Technician Nicholas Healey said he tested the machinery when there was no carbon dioxide reading. He said: 'There was nothing to indicate a leak in the machine.

'I was not confident the tube was in the right place. I escalated that to the team.

'A couple of doctors listened to her chest and they were confident there was a reaction.'

He said that both he and Dr Syed had raised concerns about the tube being in the wrong place.

Dr Mukherjee told the hearing: 'I had confidence in my colleague that the tube was appropriately placed.'

Graham Danbury, the deputy coroner for Hertfordshire, asked him: 'Did you, with greater experience, consider that you should have done the administration?'

He replied: 'It is difficult.' He said younger colleagues needed to gain more experience.

Dr Mukherjee said he still detected breathing after the tube was inserted and had assumed the machine readings had malfunctioned and there was a problem with the monitor.

He said he was also concerned about the risks of removing the tube and the danger of surgery.

Asked if it had crossed his mind to summon a more senior colleague, he said: 'I probably did not have enough time to ask for external help.'

He said: 'Retrospectively and with hindsight we know the tube was in the wrong place.'

He agreed he had made the wrong decision, saying that at the time they were dealing with the Covid pandemic.

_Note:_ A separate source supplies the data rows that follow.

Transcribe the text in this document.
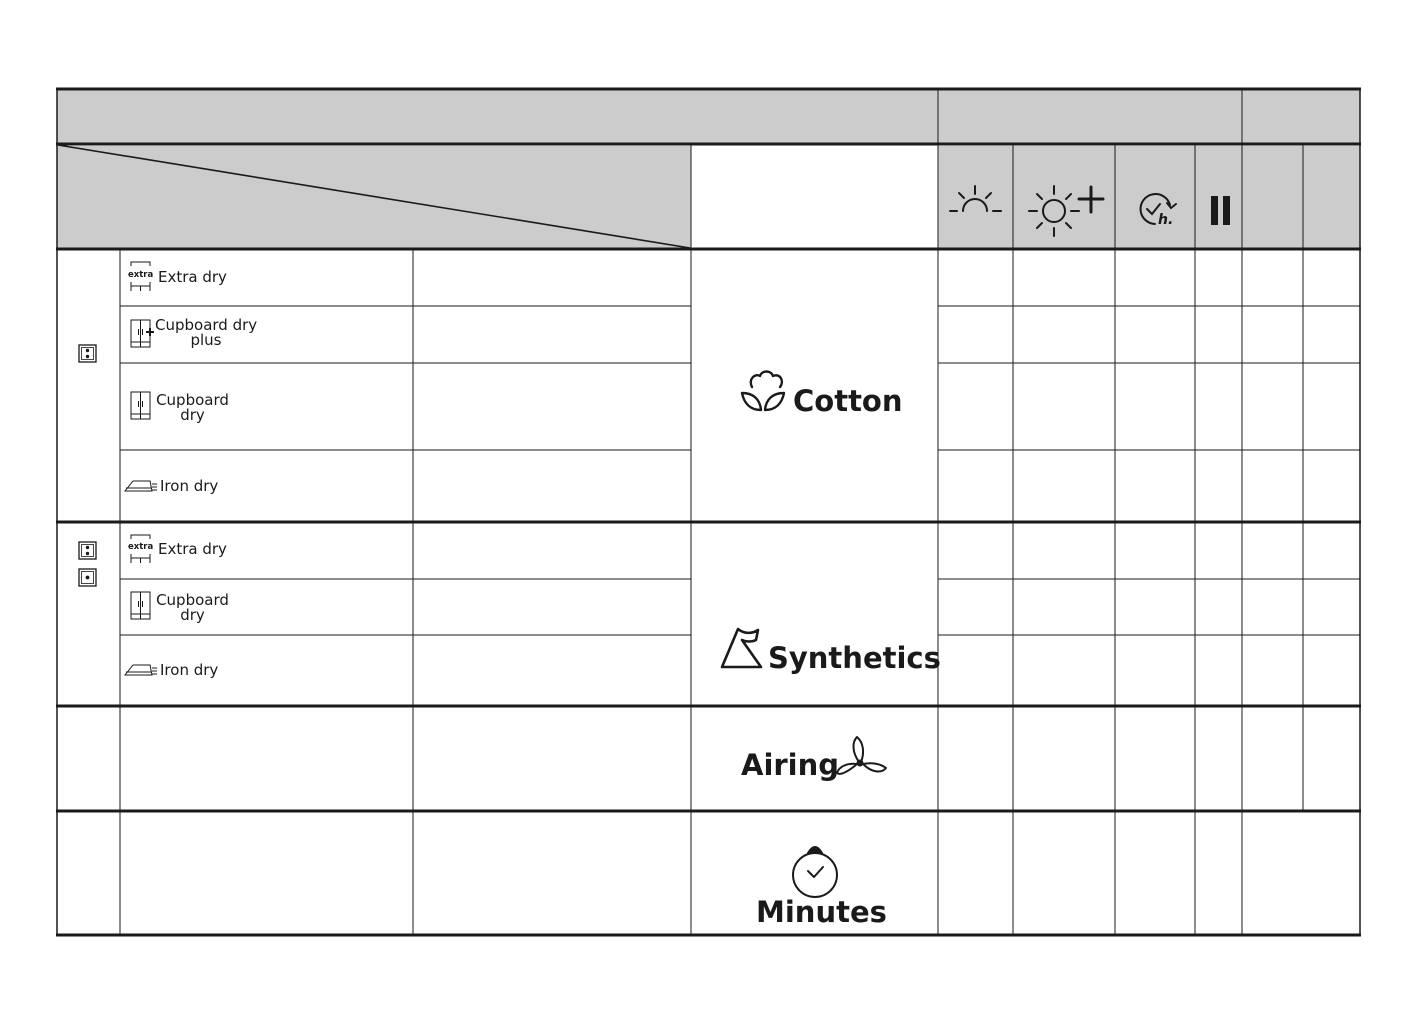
h.
extra
extra
Extra dry
Cupboard dry
plus
Cupboard
dry
Iron dry
Extra dry
Cupboard
dry
Iron dry
Cotton
Synthetics
Airing
Minutes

Dr Thomas Sanbach, who carried out a serious investigation report after Emma's death, said a guideline checklist had been drawn up for trachea procedures outside the operating theatre at Watford Hospital.

There is also to be simulation training for staff and the presentation of a video to staff from the Royal College of Anaesthetists entitled No Trace = Wrong Place, a safety campaign aimed at those who manage patients' airways.

In his conclusion the coroner said: 'Because she was fitting she needed to be sedated to be fit to go into CT machine. Her tongue was swollen making viewing into her mouth difficult. Dr Syed had the responsibility of inserting the tube.

'It was inserted and we now know it was inserted into the oesophagus rather than the trachea.'

He said possible 10 minutes elapsed before it was noted her blood pressure was low and the disappearance of carbon dioxide readings had not been acted on for a considerable period of time. She suffered cardiac arrest and it was not possible to resuscitate her.

'It is accepted by the hospital that the tube was initially in the wrong place and Dr Mukherjee said action should have been taken sooner,' he said.